The herbicidal activities of the target compounds were evaluated against a variety of weeds by flat-utensil method according with the standard bioactivity test procedures of Shanghai Academy of Agricultural Sciences in China. The results were summarized in Table 1.

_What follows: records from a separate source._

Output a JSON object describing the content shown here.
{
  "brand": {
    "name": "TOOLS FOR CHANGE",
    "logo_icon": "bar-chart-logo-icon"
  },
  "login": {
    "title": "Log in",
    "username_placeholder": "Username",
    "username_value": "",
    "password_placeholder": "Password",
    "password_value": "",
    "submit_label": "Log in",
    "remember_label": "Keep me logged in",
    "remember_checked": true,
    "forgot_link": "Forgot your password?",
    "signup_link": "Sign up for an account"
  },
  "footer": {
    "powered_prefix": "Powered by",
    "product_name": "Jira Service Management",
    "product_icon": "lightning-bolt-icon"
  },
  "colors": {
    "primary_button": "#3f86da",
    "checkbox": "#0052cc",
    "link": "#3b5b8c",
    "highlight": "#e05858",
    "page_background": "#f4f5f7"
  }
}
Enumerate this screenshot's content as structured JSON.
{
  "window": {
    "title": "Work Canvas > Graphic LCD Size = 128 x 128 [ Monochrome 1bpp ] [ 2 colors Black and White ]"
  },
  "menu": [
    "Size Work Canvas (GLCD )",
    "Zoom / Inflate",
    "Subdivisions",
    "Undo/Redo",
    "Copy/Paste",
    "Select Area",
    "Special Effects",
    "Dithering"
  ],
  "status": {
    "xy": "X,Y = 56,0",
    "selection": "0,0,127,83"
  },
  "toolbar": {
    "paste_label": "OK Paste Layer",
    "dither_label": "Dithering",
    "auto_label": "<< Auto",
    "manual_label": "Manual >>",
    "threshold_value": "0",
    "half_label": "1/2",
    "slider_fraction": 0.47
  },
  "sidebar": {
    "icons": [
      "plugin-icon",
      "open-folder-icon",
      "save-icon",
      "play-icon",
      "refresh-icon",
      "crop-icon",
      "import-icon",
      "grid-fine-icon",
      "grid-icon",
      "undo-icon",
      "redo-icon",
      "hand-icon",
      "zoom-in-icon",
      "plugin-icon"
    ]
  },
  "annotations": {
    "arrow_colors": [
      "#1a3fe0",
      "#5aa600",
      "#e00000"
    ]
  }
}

From Table 1, we could find that most of the target compounds had moderate inhibitory activities and selectivities against root and stalk of monocotyledon and dicotyledon plants. Compounds 5a and 5f showed the highest inhibitory activities against root and stalk of Amaranthus retroflexus L. in higher concentration (1.0 × 10⁻⁴ μg/mL), while compounds 5d and 5e showed good activities against root of Echinochloa crusgallis L. and stalk of Chenopodium serotinum L., respectively. It was worth noting that the chiral target compounds showed improved herbicidal activities to some extent over their racemic counterparts (such as 5a versus (±)5a and 5b versus (±)5b) against a variety of tested weeds, which might be contributed by the introduction of chiral active unit. Further structure–herbicidal activity relationships about the designed compounds were under the way. The present work provided a novel class of chirality-based thiadiazolopyrimidine derivatives with potential herbicidal activities for further optimization.